Complexity Analysis ​
| Time | Space | |
|---|---|---|
| Sort | O(n log n) | O(1) |
| Min-Heap of Size k | O(n log k) | O(k) |
| Quickselect | O(n) avg, O(n^2) worst | O(1) |
Bottleneck: For heap: each push/pop is O(log k), done n times. For Quickselect: the expected number of partitions halves the active range each time, giving linear total work.
Edge Cases ​
k == 1— return the maximum. Heap of size 1 contains only the largest.k == n— return the minimum. Heap of size n contains everything; root is the smallest.- All identical values — return that value.
- Duplicate values —
k-th largest counts duplicates; no distinctness filter. - Empty array — undefined by problem constraints, but handle gracefully if asked.
Related Problems ​
- LC 703 — Kth Largest Element in a Stream — Online version; min-heap of size k is the textbook solution.
- LC 347 — Top K Frequent Elements — Same heap pattern on (frequency, value) pairs.
- LC 973 — K Closest Points to Origin — Same heap pattern on (distance, point).
- LC 378 — Kth Smallest Element in a Sorted Matrix — Heap traversal of a 2D sorted grid.
OA Strategy Notes ​
Common, expected-pattern problem.
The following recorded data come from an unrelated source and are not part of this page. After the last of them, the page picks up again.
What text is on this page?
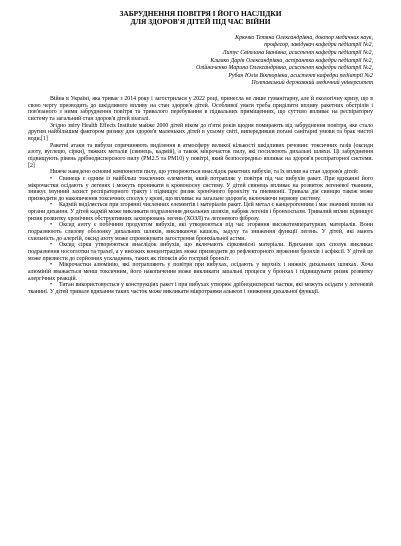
ЗАБРУДНЕННЯ ПОВІТРЯ І ЙОГО НАСЛІДКИ
ДЛЯ ЗДОРОВ'Я ДІТЕЙ ПІД ЧАС ВІЙНИ
Крючко Тетяна Олександрівна, доктор медичних наук,
професор, завідувач кафедри педіатрії №2,
Литус Світлана Іванівна, асистент кафедри педіатрії №2,
Климко Дарія Олександрівна, аспірантка кафедри педіатрії №2,
Олійниченко Марина Олександрівна, асистент кафедри педіатрії №2,
Рубан Юлія Вікторівна, асистент кафедри педіатрії №2
Полтавський державний медичний університет

Війна в Україні, яка триває з 2014 року і загострилася у 2022 році, принесла не лише гуманітарну, але й екологічну кризу, що в свою чергу призводить до шкідливого впливу на стан здоров'я дітей. Особливої уваги треба приділити впливу ракетних обстрілів і пов'язаного з ними забруднення повітря та тривалого перебування в підвальних приміщеннях, що суттєво впливає на респіраторну систему та загальний стан здоров'я дітей взагалі.

Згідно звіту Health Effects Institute майже 2000 дітей віком до п'яти років щодня помирають від забруднення повітря, яке стало другим найбільшим фактором ризику для здоров'я маленьких дітей в усьому світі, випередивши погані санітарні умови та брак чистої води.[1]

Ракетні атаки та вибухи спричиняють виділення в атмосферу великої кількості шкідливих речовин: токсичних газів (оксиди азоту, вуглецю, сірки), тяжких металів (свинець, кадмій), а також мікрочасток пилу, які посилюють дихальні шляхи. Ці забруднення підвищують рівень дрібнодисперсного пилу (PM2.5 та PM10) у повітрі, який безпосередньо впливає на здоров'я респіраторної системи. [2]

Нижче наведено основні компоненти пилу, що утворюються внаслідок ракетних вибухів, та їх вплив на стан здоров'я дітей:

• Свинець є одним із найбільш токсичних елементів, який потрапляє у повітря під час вибухів ракет. При вдиханні його мікрочастки осідають у легенях і можуть проникати в кровоносну систему. У дітей свинець впливає на розвиток легеневої тканини, знижує імунний захист респіраторного тракту і підвищує ризик хронічного бронхіту та пневмонії. Тривала дія свинцю також може призводити до накопичення токсичних сполук у крові, що впливає на загальне здоров'я, включаючи нервову систему.

• Кадмій виділяється при згорянні численних елементів і матеріалів ракет. Цей метал є канцерогенним і має значний вплив на органи дихання. У дітей кадмій може викликати подразнення дихальних шляхів, набряк легенів і бронхоспазм. Тривалий вплив підвищує ризик розвитку хронічних обструктивних захворювань легень (ХОЗЛ) та легеневого фіброзу.

• Оксид азоту є побічним продуктом вибухів, які утворюються під час згоряння високотемпературних матеріалів. Вони подразнюють слизову оболонку дихальних шляхів, викликаючи кашель, задуху та зниження функції легень. У дітей, які мають схильність до алергій, оксид азоту може спровокувати загострення бронхіальної астми.

• Оксид сірки утворюються внаслідок вибухів, що включають сірковмісні матеріали. Вдихання цих сполук викликає подразнення носоглотки та трахеї, а у високих концентраціях може призводити до рефлекторного звуження бронхів і асфіксії. У дітей це може призвести до серйозних ускладнень, таких як гіпоксія або гострий бронхіт.

• Мікрочастки алюмінію, які потрапляють у повітря при вибухах, осідають у верхніх і нижніх дихальних шляхах. Хоча алюміній вважається менш токсичним, його накопичення може викликати запальні процеси у бронхах і підвищувати ризик розвитку алергічних реакцій.

• Титан використовується у конструкціях ракет і при вибухах утворює дрібнодисперсні частки, які можуть осідати у легеневій тканині. У дітей тривале вдихання таких часток може викликати мікротравми альвеол і зниження дихальної функції.
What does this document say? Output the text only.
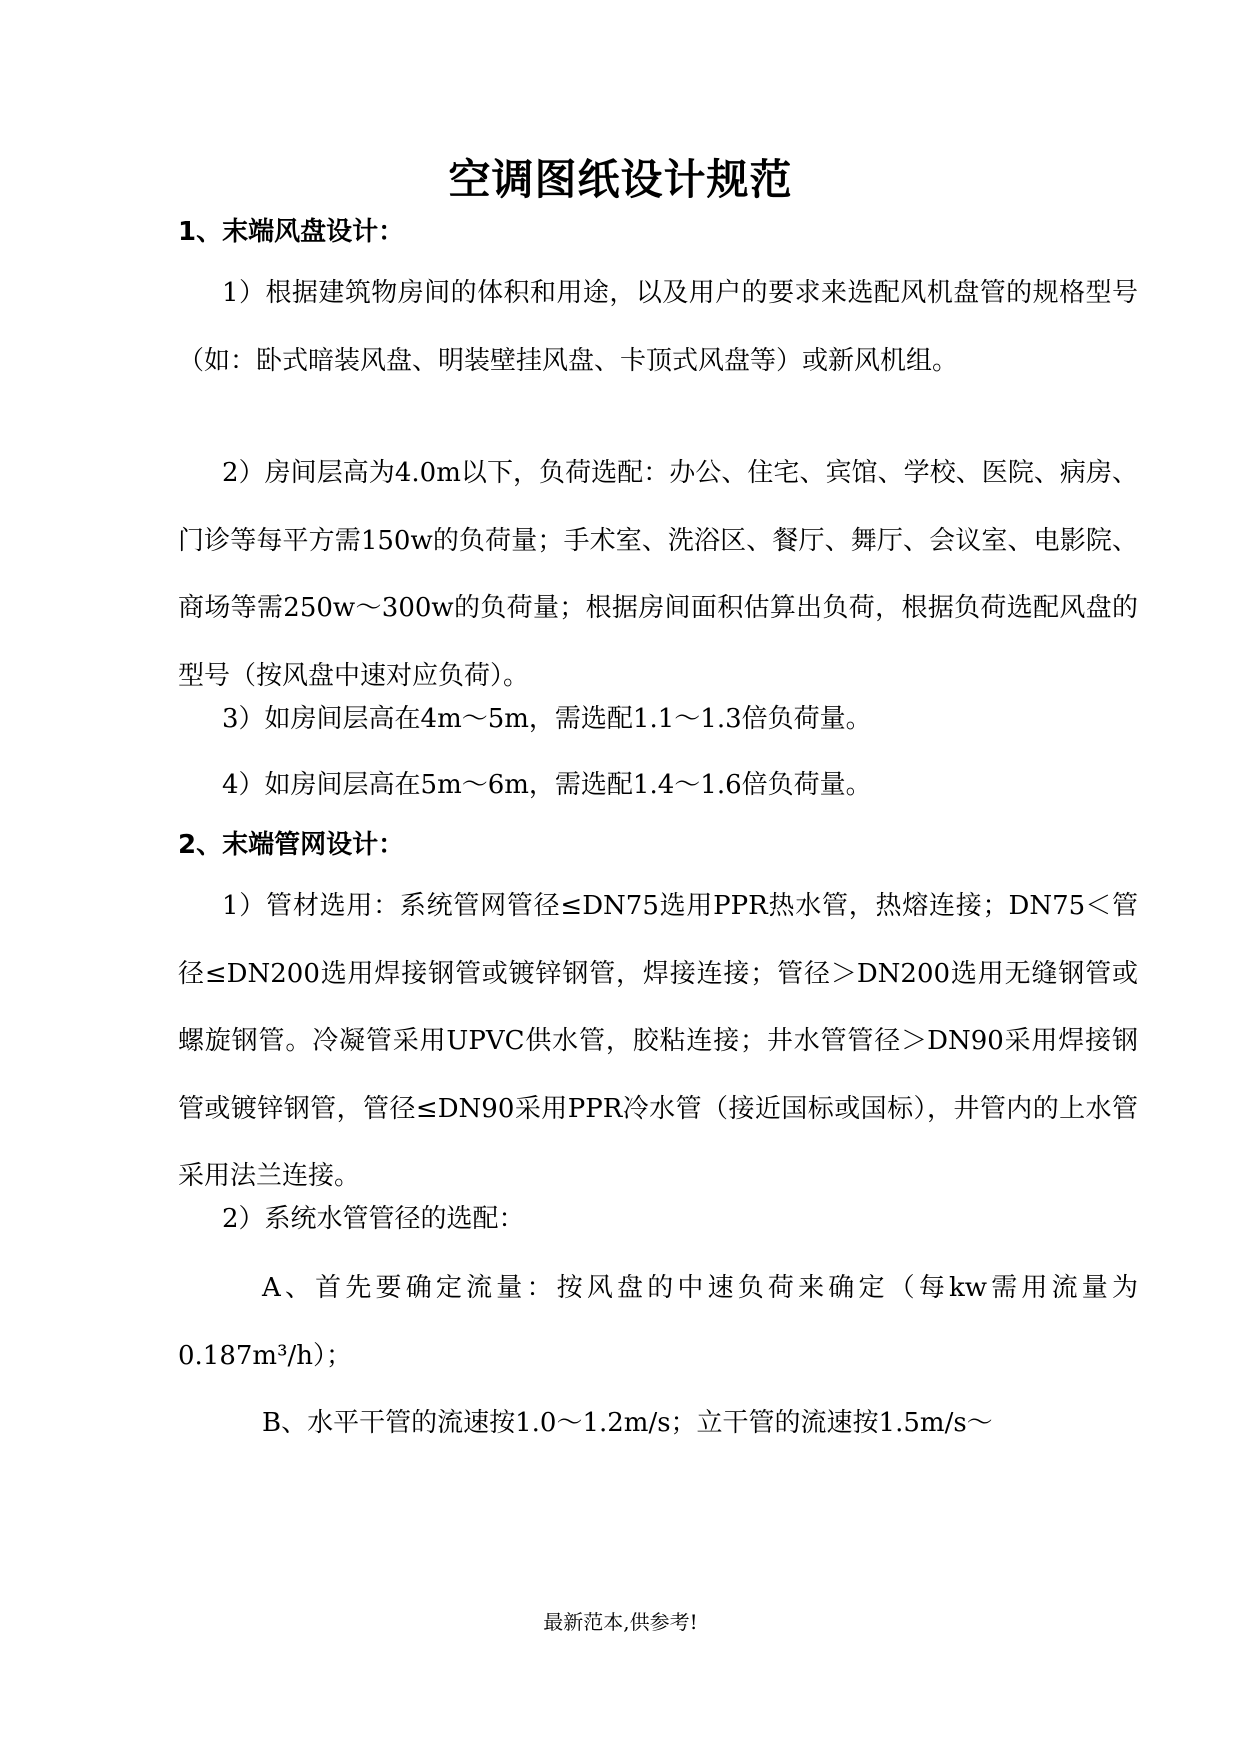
空调图纸设计规范
1、末端风盘设计：
1）根据建筑物房间的体积和用途，以及用户的要求来选配风机盘管的规格型号（如：卧式暗装风盘、明装壁挂风盘、卡顶式风盘等）或新风机组。
2）房间层高为4.0m以下，负荷选配：办公、住宅、宾馆、学校、医院、病房、门诊等每平方需150w的负荷量；手术室、洗浴区、餐厅、舞厅、会议室、电影院、商场等需250w～300w的负荷量；根据房间面积估算出负荷，根据负荷选配风盘的型号（按风盘中速对应负荷）。
3）如房间层高在4m～5m，需选配1.1～1.3倍负荷量。
4）如房间层高在5m～6m，需选配1.4～1.6倍负荷量。
2、末端管网设计：
1）管材选用：系统管网管径≤DN75选用PPR热水管，热熔连接；DN75＜管径≤DN200选用焊接钢管或镀锌钢管，焊接连接；管径＞DN200选用无缝钢管或螺旋钢管。冷凝管采用UPVC供水管，胶粘连接；井水管管径＞DN90采用焊接钢管或镀锌钢管，管径≤DN90采用PPR冷水管（接近国标或国标），井管内的上水管采用法兰连接。
2）系统水管管径的选配：
A、首先要确定流量：按风盘的中速负荷来确定（每kw需用流量为0.187m³/h）；
B、水平干管的流速按1.0～1.2m/s；立干管的流速按1.5m/s～
最新范本,供参考!
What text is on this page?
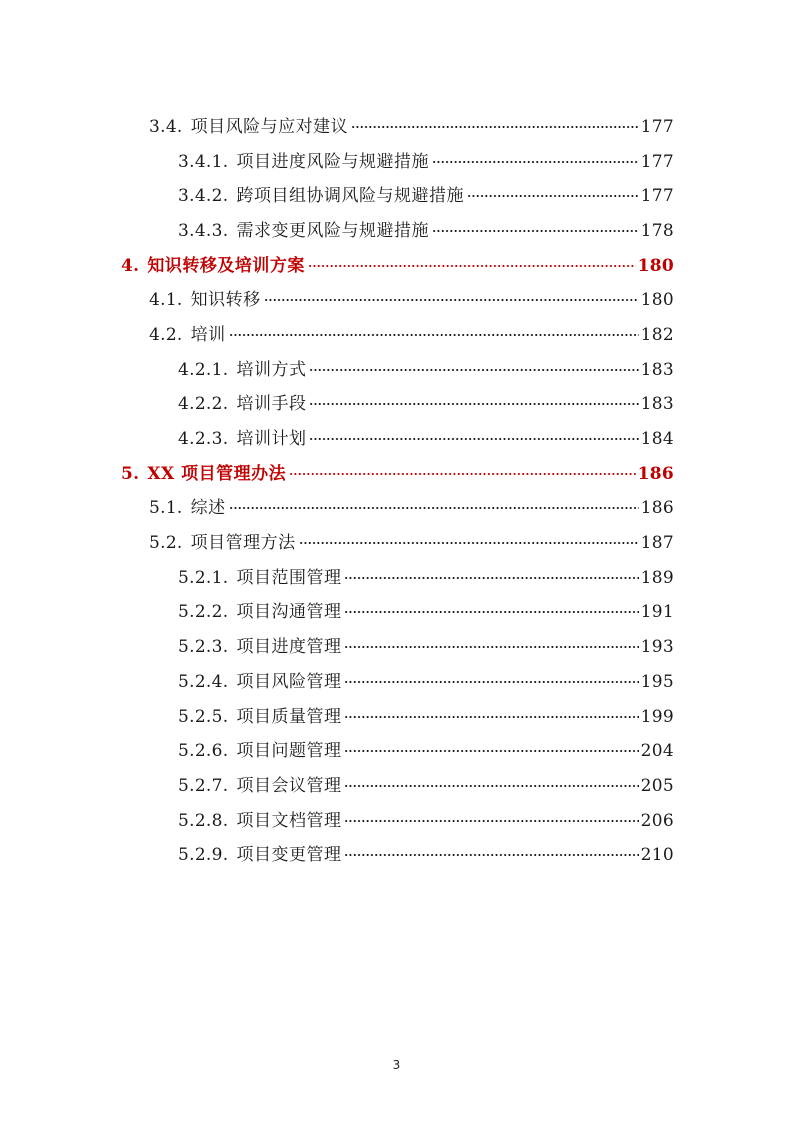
3.4. 项目风险与应对建议	177
3.4.1. 项目进度风险与规避措施	177
3.4.2. 跨项目组协调风险与规避措施	177
3.4.3. 需求变更风险与规避措施	178
4. 知识转移及培训方案	180
4.1. 知识转移	180
4.2. 培训	182
4.2.1. 培训方式	183
4.2.2. 培训手段	183
4.2.3. 培训计划	184
5. XX 项目管理办法	186
5.1. 综述	186
5.2. 项目管理方法	187
5.2.1. 项目范围管理	189
5.2.2. 项目沟通管理	191
5.2.3. 项目进度管理	193
5.2.4. 项目风险管理	195
5.2.5. 项目质量管理	199
5.2.6. 项目问题管理	204
5.2.7. 项目会议管理	205
5.2.8. 项目文档管理	206
5.2.9. 项目变更管理	210
3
If Salesforce asks this, aim for 10-15 minutes. In OA, use the language's built-in heap/priority queue if available (Python's heapq, C++'s priority_queue). TypeScript has no built-in, so writing a small min-heap class adds a few minutes — practice this ahead of time.
What is Expected at Each Level ​
Junior: Sorts and indexes. Given a nudge, arrives at the heap solution.
Mid-level: Goes to min-heap of size k directly. Explains why O(n log k) beats sort for large n, small k.
Senior: Implements Quickselect, discusses the O(n) average vs O(n^2) worst tradeoff, mentions randomized pivot selection, and notes the Introselect hybrid used in production (std::nth_element).